While we’re on the subject of amoebae, consider this—an amoeba that lives in a spherical casing punctuated by multiple holes, possessing spines on the casing and the sphere sitting atop a stalk. This is a lovely, little freshwater organism known as Clathrulina and, once seen, always fondly re-encountered.
The problem is that once we attach a label to a group of organisms, we tend to treat one (or a few) as prototypical, thus when someone mentions an amoeba, we think of a tiny, colorless, shapeless blob.
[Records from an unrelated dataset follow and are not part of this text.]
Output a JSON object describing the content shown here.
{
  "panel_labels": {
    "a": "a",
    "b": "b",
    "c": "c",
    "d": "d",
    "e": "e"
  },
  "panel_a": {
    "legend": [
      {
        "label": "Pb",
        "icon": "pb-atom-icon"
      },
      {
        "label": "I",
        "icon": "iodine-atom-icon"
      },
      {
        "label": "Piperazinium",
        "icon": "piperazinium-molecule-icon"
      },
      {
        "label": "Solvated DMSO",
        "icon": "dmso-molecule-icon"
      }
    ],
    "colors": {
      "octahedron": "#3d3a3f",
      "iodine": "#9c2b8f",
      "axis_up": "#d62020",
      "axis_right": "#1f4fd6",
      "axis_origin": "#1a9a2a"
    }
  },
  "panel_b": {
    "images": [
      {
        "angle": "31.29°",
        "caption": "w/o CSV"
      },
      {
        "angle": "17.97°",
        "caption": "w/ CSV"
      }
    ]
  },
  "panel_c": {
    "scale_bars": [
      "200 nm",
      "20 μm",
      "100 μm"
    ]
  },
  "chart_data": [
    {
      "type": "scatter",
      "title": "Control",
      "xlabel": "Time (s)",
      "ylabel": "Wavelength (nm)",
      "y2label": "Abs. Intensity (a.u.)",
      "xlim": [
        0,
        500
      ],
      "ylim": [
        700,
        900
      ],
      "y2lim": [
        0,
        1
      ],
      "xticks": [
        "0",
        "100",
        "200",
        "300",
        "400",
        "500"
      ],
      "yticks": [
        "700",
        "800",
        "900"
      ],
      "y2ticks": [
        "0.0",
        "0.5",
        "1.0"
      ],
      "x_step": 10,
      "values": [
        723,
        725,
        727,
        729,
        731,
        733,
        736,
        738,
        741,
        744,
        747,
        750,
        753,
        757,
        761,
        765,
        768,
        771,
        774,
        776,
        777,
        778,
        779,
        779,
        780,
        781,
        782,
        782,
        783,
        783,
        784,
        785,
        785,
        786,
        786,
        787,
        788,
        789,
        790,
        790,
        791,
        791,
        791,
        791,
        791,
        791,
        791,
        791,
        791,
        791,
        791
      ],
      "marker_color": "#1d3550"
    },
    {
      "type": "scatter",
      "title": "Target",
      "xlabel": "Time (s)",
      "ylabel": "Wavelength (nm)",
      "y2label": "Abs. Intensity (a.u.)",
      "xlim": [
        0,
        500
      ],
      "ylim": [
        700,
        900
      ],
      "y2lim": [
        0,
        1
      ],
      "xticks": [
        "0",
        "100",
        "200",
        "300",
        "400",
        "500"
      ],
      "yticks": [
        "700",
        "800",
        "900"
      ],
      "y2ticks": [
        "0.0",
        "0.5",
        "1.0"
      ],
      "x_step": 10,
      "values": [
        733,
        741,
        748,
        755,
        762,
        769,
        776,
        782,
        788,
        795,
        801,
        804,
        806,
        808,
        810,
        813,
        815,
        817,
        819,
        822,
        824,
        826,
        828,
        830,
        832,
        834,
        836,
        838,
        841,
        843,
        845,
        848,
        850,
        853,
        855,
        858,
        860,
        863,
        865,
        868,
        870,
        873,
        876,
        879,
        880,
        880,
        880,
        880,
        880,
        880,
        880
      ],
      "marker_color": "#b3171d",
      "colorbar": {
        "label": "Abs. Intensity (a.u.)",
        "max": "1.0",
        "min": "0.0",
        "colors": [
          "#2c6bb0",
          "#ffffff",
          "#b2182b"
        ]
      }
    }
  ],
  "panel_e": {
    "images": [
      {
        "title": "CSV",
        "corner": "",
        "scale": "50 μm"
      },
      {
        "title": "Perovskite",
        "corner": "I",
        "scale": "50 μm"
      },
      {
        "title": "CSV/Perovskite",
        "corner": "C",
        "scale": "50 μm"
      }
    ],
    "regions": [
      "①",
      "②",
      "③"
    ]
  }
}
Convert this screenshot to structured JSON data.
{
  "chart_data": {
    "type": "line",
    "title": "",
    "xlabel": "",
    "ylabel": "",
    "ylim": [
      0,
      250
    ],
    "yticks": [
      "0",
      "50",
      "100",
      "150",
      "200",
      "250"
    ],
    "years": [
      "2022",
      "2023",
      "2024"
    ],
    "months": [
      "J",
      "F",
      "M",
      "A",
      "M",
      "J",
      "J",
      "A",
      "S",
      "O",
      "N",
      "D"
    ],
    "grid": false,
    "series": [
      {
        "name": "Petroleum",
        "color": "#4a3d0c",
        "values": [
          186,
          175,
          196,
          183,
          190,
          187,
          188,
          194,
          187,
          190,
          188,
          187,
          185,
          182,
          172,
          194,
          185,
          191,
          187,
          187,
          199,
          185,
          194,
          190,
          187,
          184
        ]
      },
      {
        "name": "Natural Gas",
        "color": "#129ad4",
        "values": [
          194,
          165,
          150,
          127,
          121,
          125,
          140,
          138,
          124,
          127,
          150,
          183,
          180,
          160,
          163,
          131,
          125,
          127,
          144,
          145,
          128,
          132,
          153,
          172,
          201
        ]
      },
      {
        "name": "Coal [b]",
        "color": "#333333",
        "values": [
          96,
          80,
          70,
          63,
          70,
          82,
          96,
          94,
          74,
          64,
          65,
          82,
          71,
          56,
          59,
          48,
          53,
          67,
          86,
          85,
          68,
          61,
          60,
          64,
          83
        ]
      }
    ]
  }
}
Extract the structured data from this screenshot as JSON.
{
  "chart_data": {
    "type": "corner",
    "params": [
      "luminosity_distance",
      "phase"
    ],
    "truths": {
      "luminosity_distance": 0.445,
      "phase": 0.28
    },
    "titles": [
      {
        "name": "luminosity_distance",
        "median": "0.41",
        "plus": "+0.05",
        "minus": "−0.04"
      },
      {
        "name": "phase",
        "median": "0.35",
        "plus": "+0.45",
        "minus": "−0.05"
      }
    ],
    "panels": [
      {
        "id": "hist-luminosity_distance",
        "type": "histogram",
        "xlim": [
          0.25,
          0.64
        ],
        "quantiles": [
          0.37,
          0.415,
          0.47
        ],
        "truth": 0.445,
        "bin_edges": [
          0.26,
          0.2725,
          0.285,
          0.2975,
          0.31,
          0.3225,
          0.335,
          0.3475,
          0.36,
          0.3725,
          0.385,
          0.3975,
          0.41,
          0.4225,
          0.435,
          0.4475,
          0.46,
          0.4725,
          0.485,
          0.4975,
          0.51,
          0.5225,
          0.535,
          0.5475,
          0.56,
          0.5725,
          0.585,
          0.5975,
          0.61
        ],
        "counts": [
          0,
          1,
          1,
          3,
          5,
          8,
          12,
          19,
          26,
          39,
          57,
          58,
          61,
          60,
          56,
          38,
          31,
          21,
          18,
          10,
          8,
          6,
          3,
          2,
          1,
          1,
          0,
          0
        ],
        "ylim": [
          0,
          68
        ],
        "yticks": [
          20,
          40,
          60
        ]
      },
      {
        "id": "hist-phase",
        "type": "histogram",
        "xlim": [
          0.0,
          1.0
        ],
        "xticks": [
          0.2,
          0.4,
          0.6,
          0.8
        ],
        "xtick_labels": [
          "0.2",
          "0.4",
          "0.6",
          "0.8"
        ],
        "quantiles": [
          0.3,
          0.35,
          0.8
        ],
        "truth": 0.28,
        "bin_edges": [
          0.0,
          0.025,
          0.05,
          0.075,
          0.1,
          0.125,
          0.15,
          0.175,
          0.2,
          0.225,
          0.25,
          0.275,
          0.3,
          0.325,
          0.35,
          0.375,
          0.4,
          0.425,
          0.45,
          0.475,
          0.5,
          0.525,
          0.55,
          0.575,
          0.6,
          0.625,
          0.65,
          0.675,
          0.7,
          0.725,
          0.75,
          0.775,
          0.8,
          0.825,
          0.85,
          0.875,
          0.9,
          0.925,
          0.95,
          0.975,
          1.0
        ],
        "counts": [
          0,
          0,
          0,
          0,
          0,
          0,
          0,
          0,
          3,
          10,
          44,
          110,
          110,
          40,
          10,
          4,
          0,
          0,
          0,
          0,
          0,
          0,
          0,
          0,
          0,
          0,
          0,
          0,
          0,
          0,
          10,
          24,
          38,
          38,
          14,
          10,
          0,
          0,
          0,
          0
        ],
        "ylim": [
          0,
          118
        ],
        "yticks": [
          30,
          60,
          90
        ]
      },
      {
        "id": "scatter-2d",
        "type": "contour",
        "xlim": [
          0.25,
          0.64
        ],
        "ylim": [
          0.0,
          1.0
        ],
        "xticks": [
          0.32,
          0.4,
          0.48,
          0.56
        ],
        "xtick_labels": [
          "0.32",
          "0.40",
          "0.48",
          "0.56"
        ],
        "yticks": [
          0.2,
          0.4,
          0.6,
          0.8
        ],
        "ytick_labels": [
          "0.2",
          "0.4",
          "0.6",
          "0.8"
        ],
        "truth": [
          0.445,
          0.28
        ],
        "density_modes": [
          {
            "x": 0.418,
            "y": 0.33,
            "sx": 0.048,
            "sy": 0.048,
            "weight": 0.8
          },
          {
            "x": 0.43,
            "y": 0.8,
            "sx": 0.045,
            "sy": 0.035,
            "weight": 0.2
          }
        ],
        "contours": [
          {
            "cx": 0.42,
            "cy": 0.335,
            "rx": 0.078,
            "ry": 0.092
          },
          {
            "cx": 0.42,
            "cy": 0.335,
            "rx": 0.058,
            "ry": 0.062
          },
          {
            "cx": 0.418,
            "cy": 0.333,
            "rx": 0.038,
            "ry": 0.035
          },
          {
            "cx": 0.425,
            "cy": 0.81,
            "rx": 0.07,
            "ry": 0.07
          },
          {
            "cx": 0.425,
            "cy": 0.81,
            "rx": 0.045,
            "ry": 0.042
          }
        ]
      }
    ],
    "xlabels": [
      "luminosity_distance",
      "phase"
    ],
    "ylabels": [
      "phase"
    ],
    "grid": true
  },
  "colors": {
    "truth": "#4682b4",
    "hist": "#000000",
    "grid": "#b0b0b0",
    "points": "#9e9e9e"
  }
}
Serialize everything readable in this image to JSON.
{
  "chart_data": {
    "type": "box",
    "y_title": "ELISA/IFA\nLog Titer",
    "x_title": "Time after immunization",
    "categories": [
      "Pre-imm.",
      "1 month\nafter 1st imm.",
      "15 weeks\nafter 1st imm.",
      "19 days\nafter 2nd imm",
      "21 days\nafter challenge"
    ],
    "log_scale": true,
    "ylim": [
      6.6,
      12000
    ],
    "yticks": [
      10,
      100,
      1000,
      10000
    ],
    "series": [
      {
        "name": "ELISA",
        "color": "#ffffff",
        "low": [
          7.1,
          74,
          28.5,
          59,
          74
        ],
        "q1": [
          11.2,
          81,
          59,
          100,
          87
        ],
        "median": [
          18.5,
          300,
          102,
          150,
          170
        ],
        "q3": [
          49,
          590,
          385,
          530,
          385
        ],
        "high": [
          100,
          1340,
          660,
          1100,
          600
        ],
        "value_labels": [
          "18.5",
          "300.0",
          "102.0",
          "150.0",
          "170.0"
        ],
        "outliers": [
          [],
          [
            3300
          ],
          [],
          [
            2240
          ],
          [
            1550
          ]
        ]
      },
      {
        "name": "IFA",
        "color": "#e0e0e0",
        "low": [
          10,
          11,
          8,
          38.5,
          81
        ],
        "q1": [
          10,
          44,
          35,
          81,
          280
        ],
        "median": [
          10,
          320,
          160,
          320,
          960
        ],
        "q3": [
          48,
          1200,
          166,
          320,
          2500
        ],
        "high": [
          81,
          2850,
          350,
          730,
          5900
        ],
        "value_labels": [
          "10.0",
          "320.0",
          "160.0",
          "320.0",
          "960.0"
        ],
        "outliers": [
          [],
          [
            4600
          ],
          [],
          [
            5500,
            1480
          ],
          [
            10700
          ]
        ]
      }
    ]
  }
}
The term “amoeba” became a kind of super category which embraced not only the ones I’ve mentioned above, but Radiolarians, Foraminiferans, and Acantharians which groups contain some of the most architecturally elegant creations of Nature. So, it’s no wonder that there’s confusion when someone is talking about a kind of free-floating amoeba that has filopodia which extend out through the tiny openings of a lovely glass sphere ornamented with spines and intricate projections, and there you are, thinking about a tiny, colorless blob.
As a consequence, one has to have a certain sympathy for those compulsive orderers, the taxonomists, who want to get everything straightened out and sorted into nice neat, unambiguous groupings. However, in the end, deep down, even they know that such an enterprise is a dream or, perhaps better put, an endless enterprise, since Nature continues to spring new surprises on us.
In the meantime, read, browse, explore odd niches looking for bizarre and fascinating creatures. If you don’t, I’ll write another article about them.